Après une première publication ayant suscité de nombreuses réactions, Cameroun Liberty poursuit son enquête sur une série de faits et de témoignages mettant en lumière un climat jugé préoccupant par une partie de la diaspora camerounaise en France.
Au fil des jours, de nouveaux éléments, témoignages et recoupements viennent renforcer un constat déjà évoqué : un sentiment croissant d’injustice, d’acharnement ciblé et de déséquilibre dans le traitement des accusations publiques.
Une mécanique dénoncée : accusation, exposition, destruction
Plusieurs personnes interrogées décrivent un schéma récurrent :
- Une accusation est rendue publique, souvent via les réseaux sociaux
- L’information circule rapidement, amplifiée par certains relais médiatiques
- L’individu visé se retrouve exposé, sans possibilité immédiate de réponse équitable
- Les conséquences sociales et professionnelles sont immédiates
Dans ce contexte, certains observateurs pointent des dérives possibles autour de mouvements initialement porteurs de justice, comme MeToo, dont l’impact sociétal reste majeur mais dont l’utilisation, selon ces témoignages, pourrait parfois être détournée.
Focus sur une figure controversée
Le nom de Fabio Di Domenico revient de manière insistante dans les différents témoignages recueillis.
Selon plusieurs sources concordantes :
- des comportements assimilés à du harcèlement ciblé auraient été signalés
- des accusations publiques répétées auraient visé certaines personnes issues de minorités
- plusieurs individus affirment avoir été contactés, exposés ou mis sous pression médiatique
Ces éléments restent à ce stade des déclarations et témoignages, dont la vérification complète nécessite des procédures judiciaires en cours ou à venir.

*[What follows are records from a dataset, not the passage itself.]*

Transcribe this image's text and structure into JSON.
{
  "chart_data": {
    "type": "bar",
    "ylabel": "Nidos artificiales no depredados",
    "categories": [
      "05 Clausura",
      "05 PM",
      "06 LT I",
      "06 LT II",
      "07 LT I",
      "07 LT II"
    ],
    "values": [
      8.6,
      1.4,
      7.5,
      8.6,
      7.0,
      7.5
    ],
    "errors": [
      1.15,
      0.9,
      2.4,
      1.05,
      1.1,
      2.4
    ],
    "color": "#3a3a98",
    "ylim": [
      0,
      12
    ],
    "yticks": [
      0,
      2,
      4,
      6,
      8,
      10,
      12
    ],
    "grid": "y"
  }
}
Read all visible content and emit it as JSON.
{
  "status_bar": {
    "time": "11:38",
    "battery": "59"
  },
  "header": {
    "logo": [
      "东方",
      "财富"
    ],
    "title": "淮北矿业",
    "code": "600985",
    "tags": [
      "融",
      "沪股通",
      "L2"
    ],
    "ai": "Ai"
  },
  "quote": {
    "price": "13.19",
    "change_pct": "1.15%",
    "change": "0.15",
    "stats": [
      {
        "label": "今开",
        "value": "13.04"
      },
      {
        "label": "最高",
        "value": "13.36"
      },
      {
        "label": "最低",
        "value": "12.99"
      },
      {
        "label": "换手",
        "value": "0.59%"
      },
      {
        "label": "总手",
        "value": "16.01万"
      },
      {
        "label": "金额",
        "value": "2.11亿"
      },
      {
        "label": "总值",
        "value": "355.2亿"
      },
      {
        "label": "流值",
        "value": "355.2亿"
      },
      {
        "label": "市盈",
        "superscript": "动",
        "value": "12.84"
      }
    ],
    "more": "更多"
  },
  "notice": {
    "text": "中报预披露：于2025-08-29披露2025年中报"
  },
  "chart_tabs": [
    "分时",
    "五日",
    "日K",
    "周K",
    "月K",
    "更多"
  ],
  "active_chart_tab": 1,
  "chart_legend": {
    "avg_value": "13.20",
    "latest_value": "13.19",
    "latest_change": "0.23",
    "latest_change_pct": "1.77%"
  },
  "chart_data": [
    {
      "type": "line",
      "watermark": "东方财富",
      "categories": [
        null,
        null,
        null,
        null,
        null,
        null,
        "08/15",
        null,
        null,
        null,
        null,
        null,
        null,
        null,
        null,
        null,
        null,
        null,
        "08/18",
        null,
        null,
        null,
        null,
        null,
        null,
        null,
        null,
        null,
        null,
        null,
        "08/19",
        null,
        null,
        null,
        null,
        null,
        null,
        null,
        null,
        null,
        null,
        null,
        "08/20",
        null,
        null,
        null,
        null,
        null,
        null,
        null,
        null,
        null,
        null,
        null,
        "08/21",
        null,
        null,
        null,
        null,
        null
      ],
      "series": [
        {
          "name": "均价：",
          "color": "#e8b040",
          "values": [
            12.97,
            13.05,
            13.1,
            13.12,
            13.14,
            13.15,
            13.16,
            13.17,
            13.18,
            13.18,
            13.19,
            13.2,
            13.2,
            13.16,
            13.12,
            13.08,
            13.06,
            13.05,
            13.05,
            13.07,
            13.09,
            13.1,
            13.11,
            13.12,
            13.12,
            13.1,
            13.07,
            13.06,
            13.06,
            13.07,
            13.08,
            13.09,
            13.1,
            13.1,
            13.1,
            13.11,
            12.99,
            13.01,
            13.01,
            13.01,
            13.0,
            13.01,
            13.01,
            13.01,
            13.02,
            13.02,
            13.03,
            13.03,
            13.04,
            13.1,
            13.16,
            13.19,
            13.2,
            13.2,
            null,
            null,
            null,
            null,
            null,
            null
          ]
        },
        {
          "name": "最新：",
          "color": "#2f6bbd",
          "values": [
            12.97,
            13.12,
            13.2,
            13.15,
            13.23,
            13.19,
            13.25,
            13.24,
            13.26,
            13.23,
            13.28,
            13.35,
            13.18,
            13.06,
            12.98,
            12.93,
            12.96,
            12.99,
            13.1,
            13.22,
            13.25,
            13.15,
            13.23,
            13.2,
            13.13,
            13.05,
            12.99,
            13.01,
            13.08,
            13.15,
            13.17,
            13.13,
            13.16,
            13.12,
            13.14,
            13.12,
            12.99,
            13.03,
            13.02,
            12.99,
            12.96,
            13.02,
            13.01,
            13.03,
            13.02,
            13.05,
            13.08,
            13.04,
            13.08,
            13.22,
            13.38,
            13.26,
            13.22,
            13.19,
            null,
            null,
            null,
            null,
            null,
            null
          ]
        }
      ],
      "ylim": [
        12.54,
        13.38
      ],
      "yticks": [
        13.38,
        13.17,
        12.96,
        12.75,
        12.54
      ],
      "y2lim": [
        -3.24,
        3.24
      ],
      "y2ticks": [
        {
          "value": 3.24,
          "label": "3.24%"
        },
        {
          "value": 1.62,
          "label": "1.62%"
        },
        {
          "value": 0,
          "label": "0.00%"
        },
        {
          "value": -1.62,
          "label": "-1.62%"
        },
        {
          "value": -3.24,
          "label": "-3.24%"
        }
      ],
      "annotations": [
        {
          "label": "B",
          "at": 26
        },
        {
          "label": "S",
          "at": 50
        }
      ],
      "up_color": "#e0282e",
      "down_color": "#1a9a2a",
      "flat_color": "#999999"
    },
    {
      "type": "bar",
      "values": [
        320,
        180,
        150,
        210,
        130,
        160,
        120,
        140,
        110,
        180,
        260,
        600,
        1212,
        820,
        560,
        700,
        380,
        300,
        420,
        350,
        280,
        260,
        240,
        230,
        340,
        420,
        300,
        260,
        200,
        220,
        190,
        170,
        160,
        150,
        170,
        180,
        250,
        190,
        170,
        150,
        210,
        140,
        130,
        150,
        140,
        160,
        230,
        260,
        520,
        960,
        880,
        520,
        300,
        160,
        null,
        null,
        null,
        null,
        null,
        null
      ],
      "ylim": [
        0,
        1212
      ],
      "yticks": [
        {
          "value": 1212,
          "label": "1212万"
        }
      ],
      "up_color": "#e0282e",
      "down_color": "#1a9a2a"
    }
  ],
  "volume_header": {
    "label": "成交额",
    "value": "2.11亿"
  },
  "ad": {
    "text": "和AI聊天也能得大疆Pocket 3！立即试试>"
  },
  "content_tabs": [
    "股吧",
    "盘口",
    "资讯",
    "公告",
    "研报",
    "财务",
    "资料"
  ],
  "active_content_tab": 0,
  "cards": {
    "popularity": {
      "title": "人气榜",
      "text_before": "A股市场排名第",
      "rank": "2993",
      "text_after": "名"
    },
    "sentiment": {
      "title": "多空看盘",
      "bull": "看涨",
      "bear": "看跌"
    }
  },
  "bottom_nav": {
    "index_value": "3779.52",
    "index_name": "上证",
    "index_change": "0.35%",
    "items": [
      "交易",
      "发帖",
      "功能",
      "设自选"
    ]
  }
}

Certaines sources évoquent également l’existence de démarches légales, y compris à l’international, sans qu’aucune confirmation officielle publique ne permette à ce jour d’en établir la portée exacte.
Des profils vulnérables particulièrement exposés
Un point revient avec insistance : les personnes visées seraient souvent perçues comme plus vulnérables, notamment des individus :
- issus de minorités raciales
- étrangers
- ou en situation de handicap
Cette convergence alimente un sentiment profond au sein de la diaspora : celui d’un ciblage disproportionné.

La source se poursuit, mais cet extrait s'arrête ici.